ManifoldRG / NEKO

In Progress Implementation of GATO style Generalist Multimodal model capable of image, text, RL and Robotics tasks
https://discord.gg/brsPnzNd8h
GNU General Public License v3.0
42 stars 10 forks source link

Source MiniGrid/BabyAI Dataset #49

Open daniellawson9999 opened 1 year ago

daniellawson9999 commented 1 year ago

Background

BabyAI is a "gridworld environment whose levels consist of instruction-following tasks that are described by a synthetic language". Gato generates their dataset using the built-in BabyAI bot, with more details that can be found in the paper.

The original repo is now being maintained under Farama as well as MiniGrid. In the 2023 update of the BabyAI repo, it discusses this change and also says:

"This repository still contains scripts which, if adapted to the Minigrid library, could be used to:

More info regarding minigrid can be found here: https://minigrid.farama.org/. There are both the original BabyAI environments and MiniGrid environments provided.

Tasks

As in issue https://github.com/ManifoldRG/NEKO/issues/13, requirement (1) is that environmets meet the Gymnasium API, this is already accomplished, as the Minigrid repo follows the new API.

The uncompleted task is sourcing a dataset, and porting it to Minari, requirement (2). There are several paths to sourcing a dataset:

1) Collect dataset manually, using the BabyAI bot, which may have to be adapted to meet the new Minigrid repo https://github.com/mila-iqia/babyai/blob/master/babyai/bot.py .

2) See if papers using Minigrid/BabyAI provide datasets, some papers can be found here: https://minigrid.farama.org/content/publications/ . In this case, a dataset just needs to be converted to Minari.

3) Collaborate with Minari on sourcing the dataset. In this repo, it says that more datasets are to come to Minari https://github.com/rodrigodelazcano/d4rl-minari-dataset-generation. At the end of the reame, it includes Minigrid. Potentially reach out to https://github.com/rodrigodelazcano, or others at Minari, discord can be found here: https://farama.org/

If interested, please add yourself to this issue, and discuss which path you are pursuing.

Output

The output should be a link to a GitHub repo that provides a process for acquiring the dataset as in https://github.com/daniellawson9999/data-tests.

harshsikka commented 1 year ago

Daniel, just wanted to say this is an excellent issue.

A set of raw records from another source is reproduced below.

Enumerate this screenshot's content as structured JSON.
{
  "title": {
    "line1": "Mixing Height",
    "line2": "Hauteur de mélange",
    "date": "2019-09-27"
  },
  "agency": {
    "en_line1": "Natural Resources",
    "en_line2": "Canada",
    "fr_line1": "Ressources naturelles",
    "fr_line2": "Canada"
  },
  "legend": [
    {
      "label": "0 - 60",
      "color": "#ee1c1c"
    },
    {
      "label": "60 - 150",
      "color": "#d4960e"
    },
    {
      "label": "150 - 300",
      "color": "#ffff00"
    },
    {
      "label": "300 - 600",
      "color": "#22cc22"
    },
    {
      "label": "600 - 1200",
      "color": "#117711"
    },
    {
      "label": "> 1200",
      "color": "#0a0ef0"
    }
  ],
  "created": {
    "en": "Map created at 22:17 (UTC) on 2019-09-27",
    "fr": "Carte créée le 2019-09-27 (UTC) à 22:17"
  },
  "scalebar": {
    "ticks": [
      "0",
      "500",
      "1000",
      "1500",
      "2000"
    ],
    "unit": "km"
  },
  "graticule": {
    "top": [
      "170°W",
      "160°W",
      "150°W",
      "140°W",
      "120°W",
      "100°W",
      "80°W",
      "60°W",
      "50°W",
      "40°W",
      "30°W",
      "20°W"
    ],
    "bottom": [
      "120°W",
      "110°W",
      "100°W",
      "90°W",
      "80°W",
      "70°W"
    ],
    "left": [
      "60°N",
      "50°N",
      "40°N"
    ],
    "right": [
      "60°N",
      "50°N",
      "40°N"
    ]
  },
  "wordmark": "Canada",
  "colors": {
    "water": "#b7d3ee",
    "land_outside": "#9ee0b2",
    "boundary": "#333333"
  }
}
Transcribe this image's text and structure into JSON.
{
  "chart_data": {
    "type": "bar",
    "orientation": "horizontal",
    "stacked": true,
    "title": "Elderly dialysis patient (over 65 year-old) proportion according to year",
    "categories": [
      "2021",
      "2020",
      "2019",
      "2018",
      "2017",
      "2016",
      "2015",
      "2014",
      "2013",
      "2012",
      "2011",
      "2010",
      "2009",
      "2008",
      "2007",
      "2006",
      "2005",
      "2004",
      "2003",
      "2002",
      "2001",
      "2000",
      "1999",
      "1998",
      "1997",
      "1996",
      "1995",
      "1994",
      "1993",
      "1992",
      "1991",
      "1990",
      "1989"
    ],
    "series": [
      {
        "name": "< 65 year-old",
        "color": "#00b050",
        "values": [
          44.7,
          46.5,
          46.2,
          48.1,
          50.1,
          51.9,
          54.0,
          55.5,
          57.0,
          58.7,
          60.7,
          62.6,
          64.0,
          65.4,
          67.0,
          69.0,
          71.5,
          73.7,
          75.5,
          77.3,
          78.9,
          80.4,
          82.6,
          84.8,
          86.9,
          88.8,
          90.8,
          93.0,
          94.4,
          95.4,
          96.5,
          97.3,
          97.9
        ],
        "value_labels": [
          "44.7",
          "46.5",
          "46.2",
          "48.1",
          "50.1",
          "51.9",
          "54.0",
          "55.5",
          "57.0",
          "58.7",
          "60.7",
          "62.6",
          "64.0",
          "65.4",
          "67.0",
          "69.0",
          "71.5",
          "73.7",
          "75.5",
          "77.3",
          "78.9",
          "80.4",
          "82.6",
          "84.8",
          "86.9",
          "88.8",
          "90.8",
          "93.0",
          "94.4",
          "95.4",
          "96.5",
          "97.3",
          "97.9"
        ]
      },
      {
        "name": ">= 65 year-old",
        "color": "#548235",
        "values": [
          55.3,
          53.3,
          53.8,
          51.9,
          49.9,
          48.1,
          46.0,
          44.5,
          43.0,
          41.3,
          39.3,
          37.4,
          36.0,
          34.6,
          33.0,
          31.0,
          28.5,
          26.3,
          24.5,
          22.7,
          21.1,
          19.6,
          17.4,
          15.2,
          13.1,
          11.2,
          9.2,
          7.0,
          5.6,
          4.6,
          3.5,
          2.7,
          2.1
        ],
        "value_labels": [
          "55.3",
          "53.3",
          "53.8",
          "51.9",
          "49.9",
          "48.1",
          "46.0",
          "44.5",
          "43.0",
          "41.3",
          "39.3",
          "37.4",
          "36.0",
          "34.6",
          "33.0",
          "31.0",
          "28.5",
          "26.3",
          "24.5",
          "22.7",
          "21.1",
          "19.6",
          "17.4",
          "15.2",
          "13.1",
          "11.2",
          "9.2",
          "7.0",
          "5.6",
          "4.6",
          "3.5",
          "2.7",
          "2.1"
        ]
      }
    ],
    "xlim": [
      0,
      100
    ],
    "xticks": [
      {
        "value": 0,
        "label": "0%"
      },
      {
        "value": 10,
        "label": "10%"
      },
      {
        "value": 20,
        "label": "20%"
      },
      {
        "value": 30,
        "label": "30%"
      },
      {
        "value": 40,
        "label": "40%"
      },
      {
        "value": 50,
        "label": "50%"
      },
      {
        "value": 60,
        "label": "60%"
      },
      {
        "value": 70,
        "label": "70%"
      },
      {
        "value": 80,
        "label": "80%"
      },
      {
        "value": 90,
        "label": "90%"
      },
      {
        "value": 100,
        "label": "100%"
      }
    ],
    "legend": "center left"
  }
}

Thank you for doing this!

helenlu66 commented 1 year ago

Currently working on approach 2 in this issue https://github.com/ManifoldRG/NEKO/issues/15

harshsikka commented 1 year ago

@helenlu66 I have moved this to "in progress" to reflect my understanding of your PPP

helenlu66 commented 1 year ago

Currently working on converting the GoToLocal expert trajectories .pkl to Minari in this issue

helenlu66 commented 1 year ago

currently resolving dependency issues between h5py and minari

helenlu66 commented 1 year ago

currently pursuing approach 1 here https://github.com/helenlu66/RLMinariDatasets/blob/master/babyai_bot_expert_data_generation.py since approach 2 only led me to find one dataset and porting that dataset to Minari is currently blocked due to unpicklingError

snat-s commented 8 months ago

Hi @helenlu66 could you solve this? I recently started researching this.

snat-s commented 7 months ago

I created another script to generate the dataset. It works appropietly and we are replicating this babyai dataset. @eihli and I are taking over this.